Algumas razões são as seguintes.
O uso de <Esquerdista> adotado por marxistas está recorrentemente envolvido numa atitude usual entre aqueles que aderem a visões de filósofos ocidentais tradicionais como se essas representassem uma espécie de parada do processo sisifiano da história da metafísica. Essa atitude é a de se expressar a violência “sutil” propriamente dogmática: aquele de se sugerir, por exemplo, que somente um “inimigo do povo totalmente imbecil” poderia não acreditar em (M-i) a (M-iii). Não é para lugares muito diferentes que alguns identitários recorrentemente apontam quando confrontados com aqueles que rejeitam (I-i) a (I-iii) e se autorizam a utilizar um termo pretensamente ofensivo como “favela” quando o termo mais adequado, identitários alegam, seria “comunidade”.
Mais: o uso de <Esquerdista> dos identitários está constantemente envolvido em práticas que pertencem ao conjunto do imperialismo de vanguarda abordado no meu último texto aqui. Um exemplo desse tipo de prática é a de se sugerir que apenas aqueles que adotam (I-i) a (I-iii) seriam pessoas “decentes”; que todos os que não assim o fazem precisam ser “educados” e vivem no “passado”. Afinal, sugerem os identitários, os mencionados políticos dos EUA “educam” todas as pessoas, ao apontarem para um “futuro”, onde todos aceitariam (I-i) a (I-iii).
Tanto o uso marxista quanto o identitário de <Esquerdista> parecem implicar que aqueles aos quais esse predicado se referem passaram a existir não muito tempo atrás. Isto é, por volta do século 19, no caso do uso marxista; por volta do século 20, no caso do uso identitário. No entanto, não parece que durante esses séculos uma mudança ontológica na essência das pessoas se deu. Logo, parece mais plausível crer, como tenho defendido, que <Esquerdista> é um predicado que se aplica a variadas pessoas, incluindo aqueles que existiram em tempos imemoriais.
O uso marxista e o uso identitário de <Esquerdista> tem outra característica em comum; eles se referem a pessoas que têm uma formação intelectual consideravelmente específica.
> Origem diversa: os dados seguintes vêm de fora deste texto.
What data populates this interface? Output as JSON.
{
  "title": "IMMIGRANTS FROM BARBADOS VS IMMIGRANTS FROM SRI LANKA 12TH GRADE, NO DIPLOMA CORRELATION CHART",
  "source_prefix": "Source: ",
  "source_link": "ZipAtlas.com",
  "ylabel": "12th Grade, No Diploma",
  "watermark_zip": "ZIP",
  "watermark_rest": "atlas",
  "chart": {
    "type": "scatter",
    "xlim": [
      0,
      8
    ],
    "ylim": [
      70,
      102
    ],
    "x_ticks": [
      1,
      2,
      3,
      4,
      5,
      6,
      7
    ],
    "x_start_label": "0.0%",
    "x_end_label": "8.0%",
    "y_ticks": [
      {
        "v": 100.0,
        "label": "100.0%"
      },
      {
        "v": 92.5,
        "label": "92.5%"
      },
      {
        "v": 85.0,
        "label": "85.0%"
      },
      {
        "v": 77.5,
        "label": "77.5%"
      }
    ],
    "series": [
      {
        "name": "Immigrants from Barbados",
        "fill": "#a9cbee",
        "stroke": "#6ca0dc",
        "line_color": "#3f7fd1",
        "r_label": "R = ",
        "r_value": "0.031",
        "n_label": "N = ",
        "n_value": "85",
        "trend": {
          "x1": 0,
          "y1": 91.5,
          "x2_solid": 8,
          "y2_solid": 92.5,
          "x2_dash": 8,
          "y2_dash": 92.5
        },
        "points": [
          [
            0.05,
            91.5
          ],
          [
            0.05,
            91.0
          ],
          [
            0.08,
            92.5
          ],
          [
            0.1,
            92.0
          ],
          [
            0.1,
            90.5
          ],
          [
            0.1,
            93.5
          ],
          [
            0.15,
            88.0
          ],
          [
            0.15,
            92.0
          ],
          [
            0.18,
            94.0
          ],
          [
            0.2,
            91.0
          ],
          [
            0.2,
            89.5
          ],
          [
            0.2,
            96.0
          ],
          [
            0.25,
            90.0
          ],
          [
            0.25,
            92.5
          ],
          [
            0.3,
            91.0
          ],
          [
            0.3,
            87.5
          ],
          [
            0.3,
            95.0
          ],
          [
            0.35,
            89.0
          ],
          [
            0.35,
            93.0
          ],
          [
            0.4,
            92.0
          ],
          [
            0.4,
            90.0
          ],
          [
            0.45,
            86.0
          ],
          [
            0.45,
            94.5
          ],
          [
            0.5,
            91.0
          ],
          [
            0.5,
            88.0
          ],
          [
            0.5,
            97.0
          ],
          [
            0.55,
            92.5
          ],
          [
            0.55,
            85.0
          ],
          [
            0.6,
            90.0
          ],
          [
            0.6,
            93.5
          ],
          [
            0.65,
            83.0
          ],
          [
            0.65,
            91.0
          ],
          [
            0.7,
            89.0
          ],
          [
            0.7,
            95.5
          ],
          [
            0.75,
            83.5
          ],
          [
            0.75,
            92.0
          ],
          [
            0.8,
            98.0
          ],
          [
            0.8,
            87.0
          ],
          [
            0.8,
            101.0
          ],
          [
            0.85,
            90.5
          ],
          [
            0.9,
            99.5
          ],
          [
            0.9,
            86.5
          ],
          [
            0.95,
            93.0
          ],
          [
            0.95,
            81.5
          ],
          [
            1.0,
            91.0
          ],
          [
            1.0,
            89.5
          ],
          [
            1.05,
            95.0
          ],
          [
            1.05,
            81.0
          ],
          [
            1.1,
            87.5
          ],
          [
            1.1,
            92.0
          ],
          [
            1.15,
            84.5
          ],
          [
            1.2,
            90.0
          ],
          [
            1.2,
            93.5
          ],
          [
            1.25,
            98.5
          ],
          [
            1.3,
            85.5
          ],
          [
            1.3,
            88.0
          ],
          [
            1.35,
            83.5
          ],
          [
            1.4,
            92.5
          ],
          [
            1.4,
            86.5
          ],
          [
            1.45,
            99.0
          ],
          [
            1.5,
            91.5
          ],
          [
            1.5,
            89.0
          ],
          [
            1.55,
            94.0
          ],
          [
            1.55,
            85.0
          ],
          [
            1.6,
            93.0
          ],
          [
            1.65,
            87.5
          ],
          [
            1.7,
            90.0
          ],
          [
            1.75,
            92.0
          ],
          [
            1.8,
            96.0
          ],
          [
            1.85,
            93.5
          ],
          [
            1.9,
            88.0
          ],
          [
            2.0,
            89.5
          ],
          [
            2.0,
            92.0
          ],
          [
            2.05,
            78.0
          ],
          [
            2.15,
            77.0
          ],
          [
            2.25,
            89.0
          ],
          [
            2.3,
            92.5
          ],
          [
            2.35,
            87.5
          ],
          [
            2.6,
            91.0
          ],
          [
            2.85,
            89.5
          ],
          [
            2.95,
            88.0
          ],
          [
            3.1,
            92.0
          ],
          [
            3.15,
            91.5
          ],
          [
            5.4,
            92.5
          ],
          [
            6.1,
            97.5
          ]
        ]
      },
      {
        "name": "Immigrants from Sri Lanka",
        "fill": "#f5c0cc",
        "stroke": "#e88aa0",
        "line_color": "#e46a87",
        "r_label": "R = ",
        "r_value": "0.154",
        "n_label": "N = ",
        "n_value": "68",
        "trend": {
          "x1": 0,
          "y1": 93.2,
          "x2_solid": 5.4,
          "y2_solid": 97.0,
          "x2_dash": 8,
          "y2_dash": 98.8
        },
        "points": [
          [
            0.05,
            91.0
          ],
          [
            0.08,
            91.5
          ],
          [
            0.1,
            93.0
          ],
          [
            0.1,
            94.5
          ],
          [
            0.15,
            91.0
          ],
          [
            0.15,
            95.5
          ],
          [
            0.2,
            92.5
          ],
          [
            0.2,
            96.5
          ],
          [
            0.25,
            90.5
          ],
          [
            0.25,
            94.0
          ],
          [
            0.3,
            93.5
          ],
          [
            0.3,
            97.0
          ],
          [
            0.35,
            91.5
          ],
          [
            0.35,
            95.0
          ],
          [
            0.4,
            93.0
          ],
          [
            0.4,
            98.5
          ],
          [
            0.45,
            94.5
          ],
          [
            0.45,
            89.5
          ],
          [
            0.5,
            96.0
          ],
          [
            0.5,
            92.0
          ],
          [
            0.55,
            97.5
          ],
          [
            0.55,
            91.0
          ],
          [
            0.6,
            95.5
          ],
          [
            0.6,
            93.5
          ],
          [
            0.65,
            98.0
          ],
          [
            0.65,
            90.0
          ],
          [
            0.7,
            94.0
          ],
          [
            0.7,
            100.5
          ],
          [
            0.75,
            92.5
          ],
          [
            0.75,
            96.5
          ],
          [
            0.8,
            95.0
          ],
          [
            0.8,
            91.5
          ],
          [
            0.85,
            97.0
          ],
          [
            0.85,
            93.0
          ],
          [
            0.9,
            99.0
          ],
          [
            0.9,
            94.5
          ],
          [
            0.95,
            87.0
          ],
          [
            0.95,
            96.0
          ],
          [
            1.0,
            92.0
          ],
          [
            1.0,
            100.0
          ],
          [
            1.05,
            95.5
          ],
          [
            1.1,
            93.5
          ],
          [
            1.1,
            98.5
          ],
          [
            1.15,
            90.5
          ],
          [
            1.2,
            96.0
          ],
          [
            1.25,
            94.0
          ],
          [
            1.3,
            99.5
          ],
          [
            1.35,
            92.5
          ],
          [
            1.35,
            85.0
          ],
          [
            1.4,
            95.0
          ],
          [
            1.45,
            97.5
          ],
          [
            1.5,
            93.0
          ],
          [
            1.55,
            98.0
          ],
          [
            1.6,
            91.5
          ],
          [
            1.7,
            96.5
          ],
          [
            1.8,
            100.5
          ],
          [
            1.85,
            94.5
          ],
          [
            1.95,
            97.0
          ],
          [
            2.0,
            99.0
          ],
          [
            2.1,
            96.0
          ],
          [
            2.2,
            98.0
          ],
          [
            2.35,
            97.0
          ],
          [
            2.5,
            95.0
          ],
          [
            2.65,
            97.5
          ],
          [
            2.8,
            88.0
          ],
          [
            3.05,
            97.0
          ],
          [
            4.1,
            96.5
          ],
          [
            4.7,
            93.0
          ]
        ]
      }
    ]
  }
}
Quero dizer: uma formação que permitiu que essas pessoas adotassem crenças como (M-i) a (M-iii) ou (I-i) a (I-iii). Logo, o uso marxista e o identitário correm o risco de usar <Esquerdista> apenas em referência a uma certa elite intelectual. Essa não é uma implicação do uso que eu proponho. Afinal, segundo esse uso, <Esquerdista> se aplica a toda sorte de gente, inclusive àquelas que nunca ouviram falar ou entendem (M-i) a (M-iii), (I-i) a (I-iii) ou mesmo o texto dessa coluna.
Em suma, eu tendo a crer que o uso de <Esquerdista> proposto aqui tem a sua pertinência.